OPINIÃO

Visão do Correio: 'Apreensão chega a nossas mesas'

O alerta quanto ao uso do aditivo propilenoglicol contaminado pelo altamente tóxico monoetilenoglicol, inicialmente deflagrado para produtos de nutrição animal, chegou à indústria alimentícia humana e, dela, a restaurantes do país. Depois que a Agência Nacional de Vigilância Sanitária (Anvisa) determinou o recolhimento de massas da empresa paulista Keishi, fabricadas entre 25 de julho e 24 de agosto deste ano, por uso do composto proveniente do mesmo lote empregado em petiscos que intoxicaram e mataram cães, a fabricante informou que o estoque em questão já havia sido comercializado. O destino: casas de culinária oriental de São Paulo. Uma informação que expande o já grave temor de envenenamento de pets para a mesa da população.

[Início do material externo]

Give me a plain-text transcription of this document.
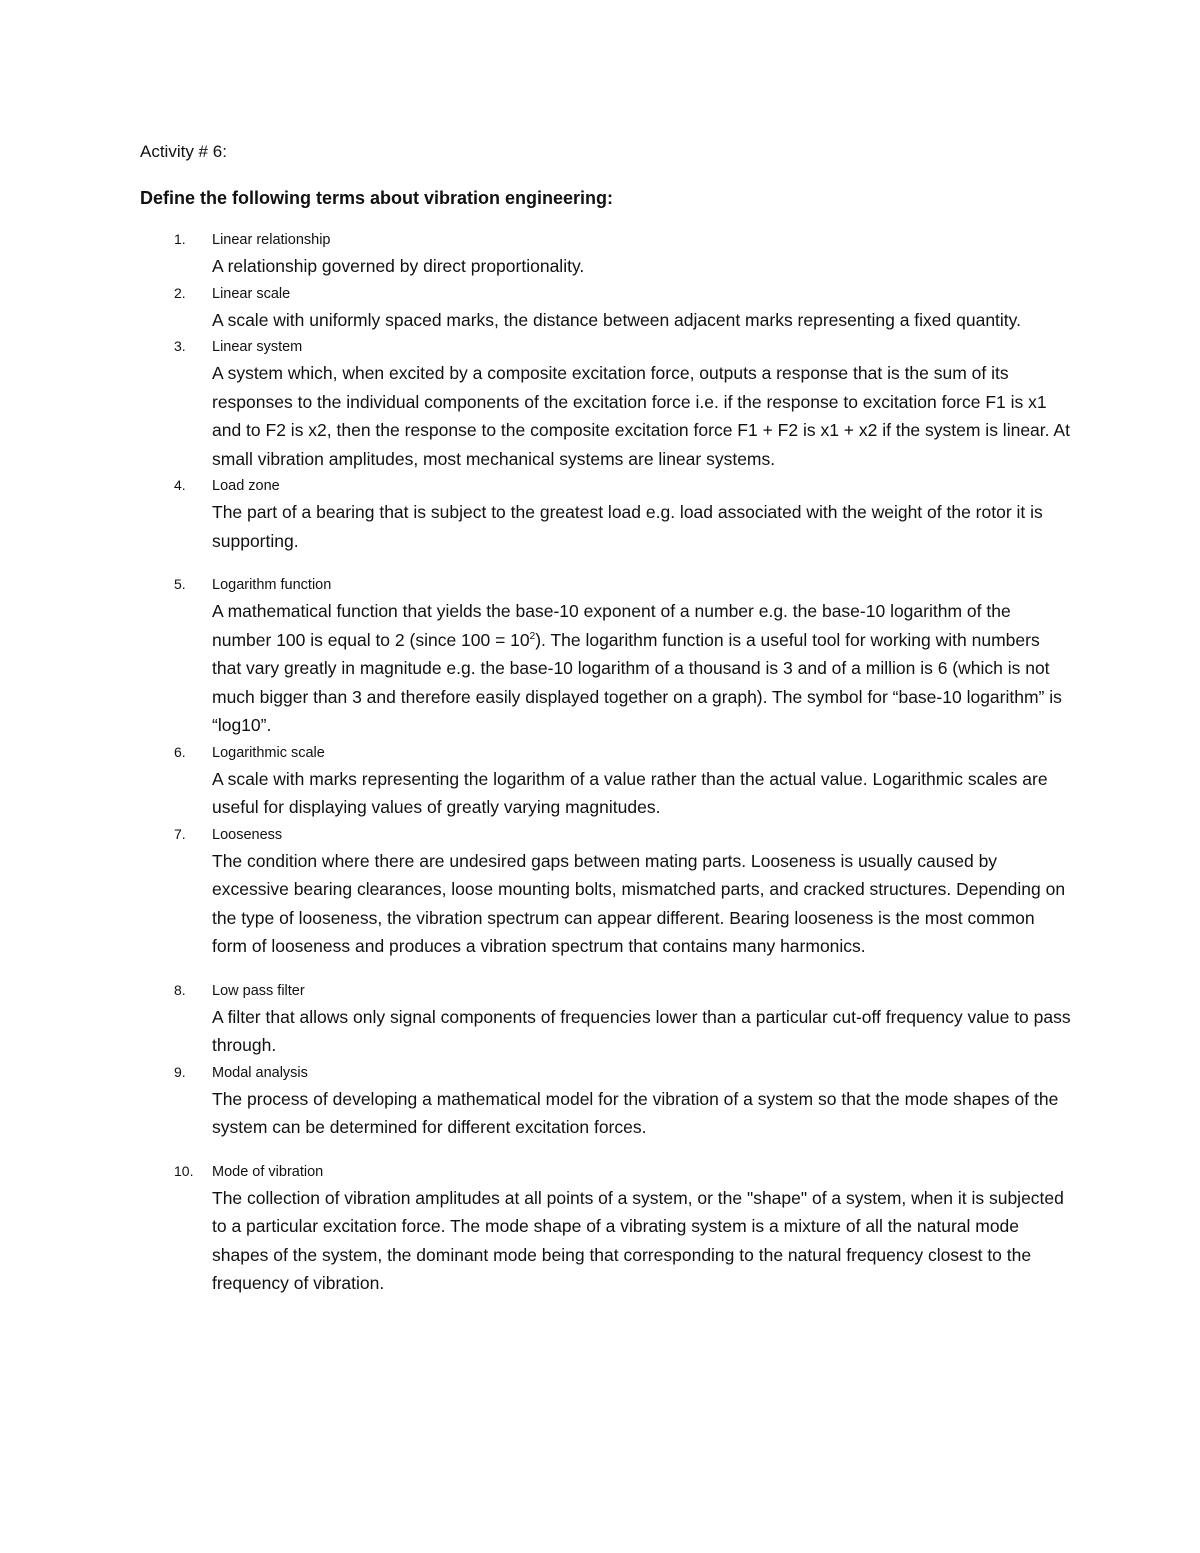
Activity # 6:

Define the following terms about vibration engineering:
1. Linear relationship
A relationship governed by direct proportionality.
2. Linear scale
A scale with uniformly spaced marks, the distance between adjacent marks representing a fixed quantity.
3. Linear system
A system which, when excited by a composite excitation force, outputs a response that is the sum of its responses to the individual components of the excitation force i.e. if the response to excitation force F1 is x1 and to F2 is x2, then the response to the composite excitation force F1 + F2 is x1 + x2 if the system is linear. At small vibration amplitudes, most mechanical systems are linear systems.
4. Load zone
The part of a bearing that is subject to the greatest load e.g. load associated with the weight of the rotor it is supporting.
5. Logarithm function
A mathematical function that yields the base-10 exponent of a number e.g. the base-10 logarithm of the number 100 is equal to 2 (since $100 = 10^2$). The logarithm function is a useful tool for working with numbers that vary greatly in magnitude e.g. the base-10 logarithm of a thousand is 3 and of a million is 6 (which is not much bigger than 3 and therefore easily displayed together on a graph). The symbol for “base-10 logarithm” is “log10”.
6. Logarithmic scale
A scale with marks representing the logarithm of a value rather than the actual value. Logarithmic scales are useful for displaying values of greatly varying magnitudes.
7. Looseness
The condition where there are undesired gaps between mating parts. Looseness is usually caused by excessive bearing clearances, loose mounting bolts, mismatched parts, and cracked structures. Depending on the type of looseness, the vibration spectrum can appear different. Bearing looseness is the most common form of looseness and produces a vibration spectrum that contains many harmonics.
8. Low pass filter
A filter that allows only signal components of frequencies lower than a particular cut-off frequency value to pass through.
9. Modal analysis
The process of developing a mathematical model for the vibration of a system so that the mode shapes of the system can be determined for different excitation forces.
10. Mode of vibration
The collection of vibration amplitudes at all points of a system, or the "shape" of a system, when it is subjected to a particular excitation force. The mode shape of a vibrating system is a mixture of all the natural mode shapes of the system, the dominant mode being that corresponding to the natural frequency closest to the frequency of vibration.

Em que pese o alerta da Anvisa e a declaração da indústria de que rastreia os produtos, sustentando que "não houve nenhum relato de danos à saúde do consumidor", a apreensão é real, e justificada. Até porque a agência estendeu o alerta e investigações a todas as indústrias de alimentação humana que usam o propilenoglicol em suas linhas, depois que mais de 100 cães apresentaram sintomas de intoxicação por monoetilenoglicol após consumirem petiscos da empresa Bassar Pet Food fabricados com o aditivo.

Segundo a Anvisa, o uso do propilenoglicol como aditivo alimentar é autorizado para alguns produtos da indústria alimentícia. O composto com pureza adequada — o chamado grau USP — também pode ser empregado na indústria farmacêutica. Já o monoetilenoglicol "é um solvente orgânico altamente tóxico, que causa insuficiência renal e hepática quando ingerido, podendo inclusive levar à morte", informa a agência. Não há autorização para o uso dessa última substância em alimentos.

Investigação apontou que o aditivo permitido contaminado pelo solvente tóxico foi vendido pela empresa Tecno Clean Industrial Ltda. localizada na Grande Belo Horizonte. A companhia, por sua vez, informou não fabricar o produto, que indicou ter comprado da A & D Química, com sede em Arujá-SP, que também se declara revendedora.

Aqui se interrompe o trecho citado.